Smart Materials & Structures

Biography

Biography: Peng-Sheng Wei

Abstract

Pore formation and its shape in solid influence not only  microstructure of materials, but also contemporary issues of various sciences of biology, engineering, foods, geophysics and climate change, etc. In order to remove and control porosity, understanding its formation is important. A pore formed in solid is a consequence of a bubble nucleated by super-saturation and entrapped by a solidification front. This work accounts for realistic mass and momentum transport across a self-consistently and analytically determined shape of the bubble cap, whose surface is in physico-chemical equilibrium beyond the solidification front.
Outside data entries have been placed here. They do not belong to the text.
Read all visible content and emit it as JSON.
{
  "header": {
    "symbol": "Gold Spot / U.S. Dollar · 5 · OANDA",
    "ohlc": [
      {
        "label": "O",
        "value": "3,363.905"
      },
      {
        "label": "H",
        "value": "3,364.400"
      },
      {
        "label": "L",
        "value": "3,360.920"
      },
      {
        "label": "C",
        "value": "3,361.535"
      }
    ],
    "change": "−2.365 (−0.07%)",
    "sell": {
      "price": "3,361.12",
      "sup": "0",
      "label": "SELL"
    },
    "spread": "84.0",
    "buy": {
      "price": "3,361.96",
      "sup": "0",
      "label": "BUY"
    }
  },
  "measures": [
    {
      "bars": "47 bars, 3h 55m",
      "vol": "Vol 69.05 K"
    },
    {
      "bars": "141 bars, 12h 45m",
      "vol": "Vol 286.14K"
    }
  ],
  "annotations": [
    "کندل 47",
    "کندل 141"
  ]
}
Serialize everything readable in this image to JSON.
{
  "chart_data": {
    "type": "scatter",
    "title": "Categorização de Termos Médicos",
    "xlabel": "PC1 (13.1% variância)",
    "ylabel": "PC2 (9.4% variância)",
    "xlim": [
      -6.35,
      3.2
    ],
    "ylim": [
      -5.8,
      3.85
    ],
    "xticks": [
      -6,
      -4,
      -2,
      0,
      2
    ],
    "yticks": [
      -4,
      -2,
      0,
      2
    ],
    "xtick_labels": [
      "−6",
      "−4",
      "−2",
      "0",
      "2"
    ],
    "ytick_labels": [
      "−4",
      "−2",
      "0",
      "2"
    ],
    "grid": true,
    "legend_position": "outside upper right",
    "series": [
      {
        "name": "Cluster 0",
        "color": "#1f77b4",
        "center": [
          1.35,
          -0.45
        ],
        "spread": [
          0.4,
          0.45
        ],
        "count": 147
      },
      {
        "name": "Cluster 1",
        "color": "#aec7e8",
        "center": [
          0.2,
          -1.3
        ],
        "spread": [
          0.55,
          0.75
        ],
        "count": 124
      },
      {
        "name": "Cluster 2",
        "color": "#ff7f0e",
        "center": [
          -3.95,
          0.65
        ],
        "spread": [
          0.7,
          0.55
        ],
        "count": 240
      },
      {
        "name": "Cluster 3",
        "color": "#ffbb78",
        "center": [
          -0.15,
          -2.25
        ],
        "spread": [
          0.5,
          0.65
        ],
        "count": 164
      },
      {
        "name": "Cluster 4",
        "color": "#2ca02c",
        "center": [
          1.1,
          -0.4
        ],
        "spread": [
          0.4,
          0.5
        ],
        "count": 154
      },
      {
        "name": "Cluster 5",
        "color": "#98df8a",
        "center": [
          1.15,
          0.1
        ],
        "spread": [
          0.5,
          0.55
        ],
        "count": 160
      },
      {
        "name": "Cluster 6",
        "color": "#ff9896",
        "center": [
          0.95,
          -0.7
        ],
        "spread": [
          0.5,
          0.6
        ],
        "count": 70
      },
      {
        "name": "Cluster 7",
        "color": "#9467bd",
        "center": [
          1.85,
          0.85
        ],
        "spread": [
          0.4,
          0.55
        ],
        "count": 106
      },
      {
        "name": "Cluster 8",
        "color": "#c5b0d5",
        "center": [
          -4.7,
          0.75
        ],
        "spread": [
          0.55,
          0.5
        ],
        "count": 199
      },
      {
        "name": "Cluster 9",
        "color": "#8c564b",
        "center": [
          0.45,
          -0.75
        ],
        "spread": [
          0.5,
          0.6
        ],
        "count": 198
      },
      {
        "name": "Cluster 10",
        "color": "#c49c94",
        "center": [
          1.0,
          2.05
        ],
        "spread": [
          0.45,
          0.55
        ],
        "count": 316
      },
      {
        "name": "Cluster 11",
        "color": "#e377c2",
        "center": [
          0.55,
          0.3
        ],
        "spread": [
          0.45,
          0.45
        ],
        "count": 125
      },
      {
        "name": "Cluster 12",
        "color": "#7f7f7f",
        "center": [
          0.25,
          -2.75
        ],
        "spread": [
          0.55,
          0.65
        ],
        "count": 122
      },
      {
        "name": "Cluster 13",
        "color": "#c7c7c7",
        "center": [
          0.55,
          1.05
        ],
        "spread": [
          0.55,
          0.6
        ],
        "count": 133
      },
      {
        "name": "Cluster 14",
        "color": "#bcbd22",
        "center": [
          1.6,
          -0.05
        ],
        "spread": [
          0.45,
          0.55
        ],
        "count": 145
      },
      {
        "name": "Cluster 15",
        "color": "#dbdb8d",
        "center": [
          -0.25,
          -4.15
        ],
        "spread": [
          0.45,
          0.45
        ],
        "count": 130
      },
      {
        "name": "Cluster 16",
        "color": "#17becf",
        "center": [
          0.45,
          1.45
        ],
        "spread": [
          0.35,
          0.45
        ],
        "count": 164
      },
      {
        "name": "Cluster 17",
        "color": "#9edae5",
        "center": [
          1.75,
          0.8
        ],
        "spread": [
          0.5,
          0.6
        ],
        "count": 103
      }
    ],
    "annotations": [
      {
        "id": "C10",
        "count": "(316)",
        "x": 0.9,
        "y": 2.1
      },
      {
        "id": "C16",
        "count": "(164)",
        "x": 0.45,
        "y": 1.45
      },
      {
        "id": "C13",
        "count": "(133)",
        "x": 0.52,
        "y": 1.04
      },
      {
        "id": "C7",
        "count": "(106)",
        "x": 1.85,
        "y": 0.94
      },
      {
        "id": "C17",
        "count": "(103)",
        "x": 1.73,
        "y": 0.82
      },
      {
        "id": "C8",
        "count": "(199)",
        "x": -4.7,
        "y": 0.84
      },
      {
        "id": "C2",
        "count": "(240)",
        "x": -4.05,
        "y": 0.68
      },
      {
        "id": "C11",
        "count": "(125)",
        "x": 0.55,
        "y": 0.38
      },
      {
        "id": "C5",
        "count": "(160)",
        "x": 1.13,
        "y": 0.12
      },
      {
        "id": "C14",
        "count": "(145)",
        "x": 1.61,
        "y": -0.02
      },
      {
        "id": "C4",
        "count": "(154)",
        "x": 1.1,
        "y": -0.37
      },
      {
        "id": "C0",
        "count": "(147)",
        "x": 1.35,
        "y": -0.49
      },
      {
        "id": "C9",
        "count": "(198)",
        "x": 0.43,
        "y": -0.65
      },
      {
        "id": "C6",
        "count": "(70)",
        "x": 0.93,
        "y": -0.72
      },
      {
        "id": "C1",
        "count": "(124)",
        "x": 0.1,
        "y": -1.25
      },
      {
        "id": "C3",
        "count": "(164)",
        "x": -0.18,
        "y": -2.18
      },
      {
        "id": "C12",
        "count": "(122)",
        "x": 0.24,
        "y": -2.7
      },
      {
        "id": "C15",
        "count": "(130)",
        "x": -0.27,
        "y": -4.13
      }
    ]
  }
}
Accurate determination of contact angle from a realistic shape of the cap is required to predict the relevant shape of the pore in solid. It was systematically found that there are two different solute transport models subject to thin and thick thicknesses of concentration boundary layers on the solidification front. Case 1 accounts for species transport from the pore across an emerged cap through a thin concentration boundary layer on the solidification front into surrounding liquid in the early stage, whereas Case 2 is subject to species transport from the surrounding liquid across a submerged cap within a thick concentration boundary layer into the  pore. The analytical results find that the variation of solute gas pressure in the pore  with  time  determines development of the  pore  shape  in  solid increases in mass transfer coefficient and solidification rate decrease the pore radius. The predicted pore shape agrees with experimental  data. A realistic prediction and control of the growth of the pore shape has therefore been obtained.